India and Pakistan need to revisit the Indus Water Treaty to address water needs, stated experts at a report launch on Wednesday.
The report “Indus Basin Roadmap for Cross-border Water Research, Data Sharing, and Policy Coordination” stresses cross-border dissemination of hydrological data, investment on regular maintenance of canal infrastructure, drip irrigation systems and identifying alternative crops better suited for growth in the basin’s arid climate..

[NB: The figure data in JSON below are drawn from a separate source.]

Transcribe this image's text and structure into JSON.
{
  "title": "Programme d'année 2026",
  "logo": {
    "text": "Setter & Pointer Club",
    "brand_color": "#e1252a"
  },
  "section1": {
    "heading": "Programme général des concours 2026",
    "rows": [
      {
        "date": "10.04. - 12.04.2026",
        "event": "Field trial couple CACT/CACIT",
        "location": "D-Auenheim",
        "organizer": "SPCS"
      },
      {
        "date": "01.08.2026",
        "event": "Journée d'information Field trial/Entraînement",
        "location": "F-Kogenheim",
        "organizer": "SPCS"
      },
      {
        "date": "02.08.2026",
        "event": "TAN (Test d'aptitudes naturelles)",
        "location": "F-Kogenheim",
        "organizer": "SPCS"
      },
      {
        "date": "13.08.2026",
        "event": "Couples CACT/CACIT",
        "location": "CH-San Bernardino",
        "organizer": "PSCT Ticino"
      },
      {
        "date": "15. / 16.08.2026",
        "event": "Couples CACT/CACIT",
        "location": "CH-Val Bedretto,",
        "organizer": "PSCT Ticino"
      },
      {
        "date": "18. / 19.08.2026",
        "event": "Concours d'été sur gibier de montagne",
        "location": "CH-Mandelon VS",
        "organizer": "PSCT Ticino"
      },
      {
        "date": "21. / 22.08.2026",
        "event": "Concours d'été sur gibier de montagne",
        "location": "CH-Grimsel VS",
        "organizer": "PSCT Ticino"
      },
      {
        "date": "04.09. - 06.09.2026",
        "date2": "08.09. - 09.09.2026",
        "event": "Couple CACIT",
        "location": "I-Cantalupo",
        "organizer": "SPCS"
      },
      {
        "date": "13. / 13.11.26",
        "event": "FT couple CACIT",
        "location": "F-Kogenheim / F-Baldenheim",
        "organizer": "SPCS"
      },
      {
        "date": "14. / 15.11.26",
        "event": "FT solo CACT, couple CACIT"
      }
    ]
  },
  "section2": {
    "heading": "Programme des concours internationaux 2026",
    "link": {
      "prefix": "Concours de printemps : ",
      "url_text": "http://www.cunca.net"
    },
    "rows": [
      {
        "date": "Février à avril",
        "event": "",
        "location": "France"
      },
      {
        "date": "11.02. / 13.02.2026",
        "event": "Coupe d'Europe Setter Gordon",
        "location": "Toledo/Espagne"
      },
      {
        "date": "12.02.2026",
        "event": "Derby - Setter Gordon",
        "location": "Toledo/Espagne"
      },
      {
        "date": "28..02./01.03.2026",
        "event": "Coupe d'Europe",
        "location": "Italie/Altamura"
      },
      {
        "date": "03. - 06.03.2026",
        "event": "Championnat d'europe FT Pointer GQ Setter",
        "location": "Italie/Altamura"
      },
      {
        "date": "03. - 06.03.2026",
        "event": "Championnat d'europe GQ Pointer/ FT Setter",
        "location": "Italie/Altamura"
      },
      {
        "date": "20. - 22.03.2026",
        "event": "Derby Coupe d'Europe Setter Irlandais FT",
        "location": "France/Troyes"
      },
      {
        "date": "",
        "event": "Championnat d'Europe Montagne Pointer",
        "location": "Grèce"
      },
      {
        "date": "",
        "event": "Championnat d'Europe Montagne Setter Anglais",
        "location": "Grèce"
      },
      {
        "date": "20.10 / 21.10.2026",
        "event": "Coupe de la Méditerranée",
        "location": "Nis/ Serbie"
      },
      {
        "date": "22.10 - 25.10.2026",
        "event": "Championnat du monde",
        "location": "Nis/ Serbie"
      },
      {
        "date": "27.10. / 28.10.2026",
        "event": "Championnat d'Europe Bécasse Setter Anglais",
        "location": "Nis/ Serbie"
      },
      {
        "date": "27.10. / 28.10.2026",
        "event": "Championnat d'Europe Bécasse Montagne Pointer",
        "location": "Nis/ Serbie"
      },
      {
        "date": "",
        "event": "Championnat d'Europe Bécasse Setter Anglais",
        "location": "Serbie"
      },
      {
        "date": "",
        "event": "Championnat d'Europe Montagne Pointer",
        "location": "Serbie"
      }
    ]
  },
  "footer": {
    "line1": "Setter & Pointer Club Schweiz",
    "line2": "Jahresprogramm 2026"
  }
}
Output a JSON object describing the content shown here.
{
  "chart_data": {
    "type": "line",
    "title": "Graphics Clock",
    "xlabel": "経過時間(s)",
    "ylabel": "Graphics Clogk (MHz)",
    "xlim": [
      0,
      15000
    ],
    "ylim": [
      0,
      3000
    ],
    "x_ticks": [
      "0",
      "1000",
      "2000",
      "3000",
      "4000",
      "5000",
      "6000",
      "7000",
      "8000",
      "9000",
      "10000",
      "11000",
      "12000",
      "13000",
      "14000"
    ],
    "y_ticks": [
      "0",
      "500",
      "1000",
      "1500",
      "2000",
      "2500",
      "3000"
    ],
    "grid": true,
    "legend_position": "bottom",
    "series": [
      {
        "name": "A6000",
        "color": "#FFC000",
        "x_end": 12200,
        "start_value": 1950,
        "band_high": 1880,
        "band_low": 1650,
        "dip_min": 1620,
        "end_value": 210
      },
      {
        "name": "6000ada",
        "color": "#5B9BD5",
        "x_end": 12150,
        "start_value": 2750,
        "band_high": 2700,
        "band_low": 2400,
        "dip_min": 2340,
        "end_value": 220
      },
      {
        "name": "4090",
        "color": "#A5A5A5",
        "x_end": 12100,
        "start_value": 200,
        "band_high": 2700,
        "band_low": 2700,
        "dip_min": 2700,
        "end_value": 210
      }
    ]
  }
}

Shafqat Kakakhel, former ambassador, said the 1960 Indus Water Treaty has no response mechanism for variations in water flow due to climate change. But that is just one of the treaty’s shortcomings. “The agreement does not contain effectively binding provisions to address water quality or pollution.” Similarly, while the two countries share trans-boundary aquifers, there are no provisions for managing groundwater supplies,” he added
Water scarcity is a common challenge and a joint approach should be adopted to address it, Kakakhel stated.David Michael, director of environmental security at the Stimson Centre, shared the report’s recommendations. Effective management of the basin’s water resources, based on scientific data and confidence-building measures, can promote a sustainable future for India and Pakistan
The report also recommends developing a digitised online model of the Indus Basin and increasing knowledge on monsoon variability trends. Experts at the report launch called for rainwater harvesting and water storage to deal with reduced availability.
The report was produced by the Indus Working Group, an outcome of a Pakistan-India Track II project. Sustainable Development Policy Institute had partnered with the Stimson Center for the project.
Published in The Express Tribune, February 28th, 2013.